Gunung Merapi mengeluarkan lava pijar yang terlihat dari Tunggularum, Wonokerto, Turi, Sleman, DIY, Rabu (7/1/2021). - ANTARA FOTO/Andreas Fitri Atmoko
26 Januari 2021 18:57 WIB Lugas Subarkah Jogja Share :

Harianjogja.com, JOGJA-Gunung Merapi meluncurkan 26 kali guguran lava pijar, tujuh guguran dan satu awan panas pada Selasa (26/1/2021). Semua guguran tersebut mengarah ke barat daya, yakni hulu sungai Krasak dan Boyong.

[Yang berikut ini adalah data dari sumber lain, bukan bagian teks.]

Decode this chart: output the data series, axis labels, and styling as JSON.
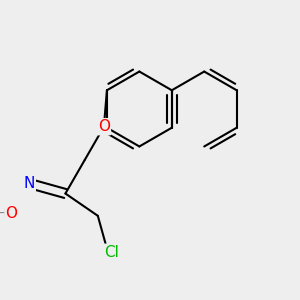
{
  "bg_color": "#eeeeee",
  "bond_color": "#000000",
  "bond_width": 1.5,
  "atom_colors": {
    "O": "#ff0000",
    "N": "#0000ff",
    "Cl": "#00bb00",
    "H": "#888888",
    "C": "#000000"
  },
  "font_size": 10,
  "fig_size": [
    3.0,
    3.0
  ],
  "dpi": 100
}
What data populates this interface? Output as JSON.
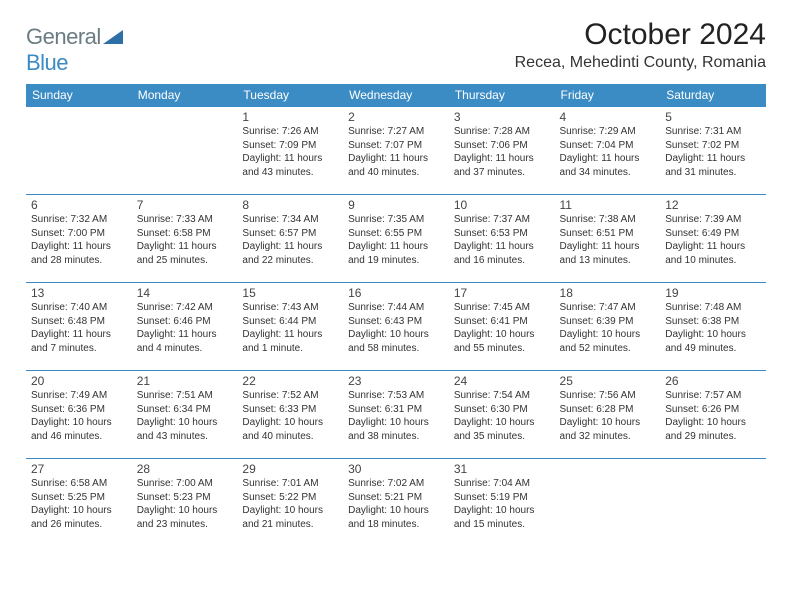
{
  "logo": {
    "general": "General",
    "blue": "Blue"
  },
  "title": "October 2024",
  "location": "Recea, Mehedinti County, Romania",
  "colors": {
    "accent": "#3b8bc4",
    "text": "#333333",
    "logo_gray": "#6b7b84"
  },
  "headers": [
    "Sunday",
    "Monday",
    "Tuesday",
    "Wednesday",
    "Thursday",
    "Friday",
    "Saturday"
  ],
  "weeks": [
    [
      null,
      null,
      {
        "n": "1",
        "sr": "Sunrise: 7:26 AM",
        "ss": "Sunset: 7:09 PM",
        "d1": "Daylight: 11 hours",
        "d2": "and 43 minutes."
      },
      {
        "n": "2",
        "sr": "Sunrise: 7:27 AM",
        "ss": "Sunset: 7:07 PM",
        "d1": "Daylight: 11 hours",
        "d2": "and 40 minutes."
      },
      {
        "n": "3",
        "sr": "Sunrise: 7:28 AM",
        "ss": "Sunset: 7:06 PM",
        "d1": "Daylight: 11 hours",
        "d2": "and 37 minutes."
      },
      {
        "n": "4",
        "sr": "Sunrise: 7:29 AM",
        "ss": "Sunset: 7:04 PM",
        "d1": "Daylight: 11 hours",
        "d2": "and 34 minutes."
      },
      {
        "n": "5",
        "sr": "Sunrise: 7:31 AM",
        "ss": "Sunset: 7:02 PM",
        "d1": "Daylight: 11 hours",
        "d2": "and 31 minutes."
      }
    ],
    [
      {
        "n": "6",
        "sr": "Sunrise: 7:32 AM",
        "ss": "Sunset: 7:00 PM",
        "d1": "Daylight: 11 hours",
        "d2": "and 28 minutes."
      },
      {
        "n": "7",
        "sr": "Sunrise: 7:33 AM",
        "ss": "Sunset: 6:58 PM",
        "d1": "Daylight: 11 hours",
        "d2": "and 25 minutes."
      },
      {
        "n": "8",
        "sr": "Sunrise: 7:34 AM",
        "ss": "Sunset: 6:57 PM",
        "d1": "Daylight: 11 hours",
        "d2": "and 22 minutes."
      },
      {
        "n": "9",
        "sr": "Sunrise: 7:35 AM",
        "ss": "Sunset: 6:55 PM",
        "d1": "Daylight: 11 hours",
        "d2": "and 19 minutes."
      },
      {
        "n": "10",
        "sr": "Sunrise: 7:37 AM",
        "ss": "Sunset: 6:53 PM",
        "d1": "Daylight: 11 hours",
        "d2": "and 16 minutes."
      },
      {
        "n": "11",
        "sr": "Sunrise: 7:38 AM",
        "ss": "Sunset: 6:51 PM",
        "d1": "Daylight: 11 hours",
        "d2": "and 13 minutes."
      },
      {
        "n": "12",
        "sr": "Sunrise: 7:39 AM",
        "ss": "Sunset: 6:49 PM",
        "d1": "Daylight: 11 hours",
        "d2": "and 10 minutes."
      }
    ],
    [
      {
        "n": "13",
        "sr": "Sunrise: 7:40 AM",
        "ss": "Sunset: 6:48 PM",
        "d1": "Daylight: 11 hours",
        "d2": "and 7 minutes."
      },
      {
        "n": "14",
        "sr": "Sunrise: 7:42 AM",
        "ss": "Sunset: 6:46 PM",
        "d1": "Daylight: 11 hours",
        "d2": "and 4 minutes."
      },
      {
        "n": "15",
        "sr": "Sunrise: 7:43 AM",
        "ss": "Sunset: 6:44 PM",
        "d1": "Daylight: 11 hours",
        "d2": "and 1 minute."
      },
      {
        "n": "16",
        "sr": "Sunrise: 7:44 AM",
        "ss": "Sunset: 6:43 PM",
        "d1": "Daylight: 10 hours",
        "d2": "and 58 minutes."
      },
      {
        "n": "17",
        "sr": "Sunrise: 7:45 AM",
        "ss": "Sunset: 6:41 PM",
        "d1": "Daylight: 10 hours",
        "d2": "and 55 minutes."
      },
      {
        "n": "18",
        "sr": "Sunrise: 7:47 AM",
        "ss": "Sunset: 6:39 PM",
        "d1": "Daylight: 10 hours",
        "d2": "and 52 minutes."
      },
      {
        "n": "19",
        "sr": "Sunrise: 7:48 AM",
        "ss": "Sunset: 6:38 PM",
        "d1": "Daylight: 10 hours",
        "d2": "and 49 minutes."
      }
    ],
    [
      {
        "n": "20",
        "sr": "Sunrise: 7:49 AM",
        "ss": "Sunset: 6:36 PM",
        "d1": "Daylight: 10 hours",
        "d2": "and 46 minutes."
      },
      {
        "n": "21",
        "sr": "Sunrise: 7:51 AM",
        "ss": "Sunset: 6:34 PM",
        "d1": "Daylight: 10 hours",
        "d2": "and 43 minutes."
      },
      {
        "n": "22",
        "sr": "Sunrise: 7:52 AM",
        "ss": "Sunset: 6:33 PM",
        "d1": "Daylight: 10 hours",
        "d2": "and 40 minutes."
      },
      {
        "n": "23",
        "sr": "Sunrise: 7:53 AM",
        "ss": "Sunset: 6:31 PM",
        "d1": "Daylight: 10 hours",
        "d2": "and 38 minutes."
      },
      {
        "n": "24",
        "sr": "Sunrise: 7:54 AM",
        "ss": "Sunset: 6:30 PM",
        "d1": "Daylight: 10 hours",
        "d2": "and 35 minutes."
      },
      {
        "n": "25",
        "sr": "Sunrise: 7:56 AM",
        "ss": "Sunset: 6:28 PM",
        "d1": "Daylight: 10 hours",
        "d2": "and 32 minutes."
      },
      {
        "n": "26",
        "sr": "Sunrise: 7:57 AM",
        "ss": "Sunset: 6:26 PM",
        "d1": "Daylight: 10 hours",
        "d2": "and 29 minutes."
      }
    ],
    [
      {
        "n": "27",
        "sr": "Sunrise: 6:58 AM",
        "ss": "Sunset: 5:25 PM",
        "d1": "Daylight: 10 hours",
        "d2": "and 26 minutes."
      },
      {
        "n": "28",
        "sr": "Sunrise: 7:00 AM",
        "ss": "Sunset: 5:23 PM",
        "d1": "Daylight: 10 hours",
        "d2": "and 23 minutes."
      },
      {
        "n": "29",
        "sr": "Sunrise: 7:01 AM",
        "ss": "Sunset: 5:22 PM",
        "d1": "Daylight: 10 hours",
        "d2": "and 21 minutes."
      },
      {
        "n": "30",
        "sr": "Sunrise: 7:02 AM",
        "ss": "Sunset: 5:21 PM",
        "d1": "Daylight: 10 hours",
        "d2": "and 18 minutes."
      },
      {
        "n": "31",
        "sr": "Sunrise: 7:04 AM",
        "ss": "Sunset: 5:19 PM",
        "d1": "Daylight: 10 hours",
        "d2": "and 15 minutes."
      },
      null,
      null
    ]
  ]
}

Kepala Balai Penyelidikan dan Pengembangan Teknologi Kebencanaan Geologi (BPPTKG), Hanik Mumaida, menjelaskan guguran lava pijar terjadi antara pukul 00.00 WIB-06.00 WIB, dengan jarak luncur maksimal 1 km.

Kemudian awan panas terjadi pukul 05.01 WIB, tercatat di seismogram dengan amplitude 25 mm dan durasi 104,08 detik. “Awan panas memiliki tinggi kolom 400 meter dengan jarak luncur 1 km,” ujarnya, Selasa (26/1/2021).

Lalu pada periode pengamatan pukul 06.00 WIB-12.00 WIB, terjadi guguran material sebanyak tujuh kali, dengan jarak luncur maksimal 700 meter. Pada aktivitas kegempaan, tercatat terjadi 46 gempa guguran, empat gempa hembusan dan enam gempa fase banyak.

Sedangkan pada pengamatan Senin (25/1/2021) selama 24 jam tercatat terjadi empat kali guguran awan panas dan 43 guguran lava pijar. Pada aktivitas kegempaan tercatat terjadi empat gempa awan panas guguran, 137 gempa guguran, 15 gempa fase banyak dan 38 gempa hembusan.

BACA JUGA: Tambah 325, Total Kasus Positif DIY Tembus 20.000

Terkait pengungsi dari sisi tenggara Gunung Merapi yang sudah mulai dipulangkan, ia mengatakan untuk saat ini di sisi tersebut sudah cukup aman. “Untuk saat ini iya [aman]. Tentu kami lihat perkembangan data ke depan,” kata dia.

Pengalihan rekomendasi bahaya ini terhitung sudah dilakukan sejak 16 Januari lalu, dimana sebelumnya rekomendasi bahaya di sejumlah wilayah di Jawa Tengah dan DIY, diantaranya Dusun Kalitengah Lor, Dusun Kaliadem dan Dusun Palemsari, yang semuanya masuk dalam Kecamatan Cangkringan.

Melihat perkembangan erupsi sejak awal Januari lalu yang menunjukkan arah guguran menuju sektor barat daya, maka potensi bahaya sejak 16 Januari berupa guguran lava dan awan panas di sektor selatan-barat daya, meliputi sungai Boyong, Bedog, Krasak, Bebeng dan Putih sejauh 5 km.